How do you differentiate founders vs employees during the beginning of a start up?
It's easy if people put in dough. Develop a preferred share structure which anyone who puts dough in gets some of and then a common program for everyone based on current commitment. If there is no dough there is still sweat equity and time in the trenches. If everyone started at the same time and everyone is contributing the same and there is no dough, then there shouldn't be any material differentiation.
Michael Garrity
Founder, CommunityLend
How can you prevent another company from acquiring your startup?
I don't want to sell my company.
That's cute but truthfully, don't say that out loud to anyone. No one will give money or take equity instead of money from a company without the desire to ever have a liquidity event. It's good to feel passionate about your company but you should also be thinking about how to make it a wild market success, not just with customers but also the enterprise value of the thing you are building. If you get a billion dollars, take it and go build something else you are passionate about. I'm sure this won't be the only idea you ever have.
Over the past year I've come to realize that I should be starting my own business. I've got a couple ideas I've been talking about with my cofounders, but none quite stuck so far. Any tips when it comes to ideation and just getting started ?
Don't wait for perfection for 2 reasons. It's a state that doesn't exist in the real world. A perfectly conceived plan will last about an hour before the market screws it up. Get in the game and iterate quickly based on where you see opportunity in a specific general market. Good luck. Fortes fortuna adiuvat.

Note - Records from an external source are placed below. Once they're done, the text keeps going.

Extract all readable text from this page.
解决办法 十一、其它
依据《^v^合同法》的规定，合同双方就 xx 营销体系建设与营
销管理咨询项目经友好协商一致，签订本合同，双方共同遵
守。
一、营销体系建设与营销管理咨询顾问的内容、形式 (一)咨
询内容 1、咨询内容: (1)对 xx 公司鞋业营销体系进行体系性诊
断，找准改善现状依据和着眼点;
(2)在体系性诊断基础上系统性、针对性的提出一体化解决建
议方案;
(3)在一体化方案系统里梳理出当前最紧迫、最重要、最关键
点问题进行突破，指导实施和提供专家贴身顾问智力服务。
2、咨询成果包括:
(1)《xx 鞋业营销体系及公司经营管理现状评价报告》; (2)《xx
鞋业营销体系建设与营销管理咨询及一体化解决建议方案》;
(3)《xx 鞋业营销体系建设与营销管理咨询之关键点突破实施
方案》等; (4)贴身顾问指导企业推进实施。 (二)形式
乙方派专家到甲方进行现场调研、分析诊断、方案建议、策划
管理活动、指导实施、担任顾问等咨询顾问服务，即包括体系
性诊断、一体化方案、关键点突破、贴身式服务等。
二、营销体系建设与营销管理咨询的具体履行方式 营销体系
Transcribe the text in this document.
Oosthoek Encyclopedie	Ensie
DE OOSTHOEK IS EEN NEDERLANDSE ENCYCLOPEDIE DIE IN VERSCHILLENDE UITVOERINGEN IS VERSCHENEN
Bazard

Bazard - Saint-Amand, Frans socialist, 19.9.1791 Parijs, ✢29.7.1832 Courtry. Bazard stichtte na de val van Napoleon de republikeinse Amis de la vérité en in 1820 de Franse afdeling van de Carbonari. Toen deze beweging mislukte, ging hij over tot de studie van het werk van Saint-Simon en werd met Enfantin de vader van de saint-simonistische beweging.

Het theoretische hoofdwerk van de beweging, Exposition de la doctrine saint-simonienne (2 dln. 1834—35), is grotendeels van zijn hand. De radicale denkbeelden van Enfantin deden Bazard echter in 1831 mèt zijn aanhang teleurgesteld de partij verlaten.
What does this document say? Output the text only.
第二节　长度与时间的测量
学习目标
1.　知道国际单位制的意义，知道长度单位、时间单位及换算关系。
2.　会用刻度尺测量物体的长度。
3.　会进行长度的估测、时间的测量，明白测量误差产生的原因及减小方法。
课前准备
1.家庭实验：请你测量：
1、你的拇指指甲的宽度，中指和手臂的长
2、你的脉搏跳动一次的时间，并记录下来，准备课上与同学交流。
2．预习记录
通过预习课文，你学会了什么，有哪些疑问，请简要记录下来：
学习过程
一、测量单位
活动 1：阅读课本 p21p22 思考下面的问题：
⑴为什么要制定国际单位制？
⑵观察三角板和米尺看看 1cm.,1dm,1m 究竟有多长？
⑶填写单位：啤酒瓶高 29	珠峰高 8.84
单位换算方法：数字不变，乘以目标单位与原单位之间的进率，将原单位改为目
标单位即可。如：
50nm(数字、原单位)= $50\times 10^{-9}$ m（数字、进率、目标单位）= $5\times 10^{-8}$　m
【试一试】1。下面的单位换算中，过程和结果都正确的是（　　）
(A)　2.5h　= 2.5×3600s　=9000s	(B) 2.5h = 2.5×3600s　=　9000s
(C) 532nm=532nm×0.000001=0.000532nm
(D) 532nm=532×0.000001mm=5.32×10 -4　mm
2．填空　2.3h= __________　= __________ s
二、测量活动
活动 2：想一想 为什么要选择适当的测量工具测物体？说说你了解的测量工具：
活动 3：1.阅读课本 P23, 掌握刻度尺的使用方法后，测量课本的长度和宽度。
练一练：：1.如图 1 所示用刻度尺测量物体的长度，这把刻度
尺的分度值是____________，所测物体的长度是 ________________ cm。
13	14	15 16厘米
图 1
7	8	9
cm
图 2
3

What advice do you have for someone just getting started with their idea?
Very broad question, so let's just say they should expect to engage seriously with their community, and stay engaged. At times, it won't be easy.
Craig Newmark
Founder of Craigslist
What objections did you face when you were turned down the first 50 times when raising?
Just what you would expect: No one will ever trust a startup with their financial information; You don't have a background in personal finance. All over-comeable.
Aaron Patzer
Founder of Mint.com
If you had no co-founders, how did you build your initial team? Were they paid equity or salary?
I paid my first engineers 1.5-2% equity, and a salary of $3000 / mo from my own savings.
How big was your team when you started Mint?
I started Mint alone. I worked in my apartment 14 hours a day, 7 days a week for 6-7 months before bringing on two other engineers.
We were about 8 people when we launched a year later.
Top 5 tips for pitching VCs?
1. Need a great team 2. Need to solve a problem 3. Need a big market opportunity 4. Need to show how you can differentiate from what else is out there 5. Need to show over time that you do what you'll say you're going to do. Exceed expectations. Show progress in the business. People invest in momentum.
Mark Suster
Partner, GRP Partners
What kind of "change-the-world" ideas are you looking to invest in? Any problems in particular?
I'm looking for entrepreneurs to tell me how they want to change the world. Not the reverse. That's a recipe for disaster.
So long Sprouter
Goodluck in the future to each of the individuals who took part in building Sprouter! It was a great site while it lasted.
P.S. - although today is the day it is supposed to 'shut down' - of this writing - Sprouter is still online with all of it's content available.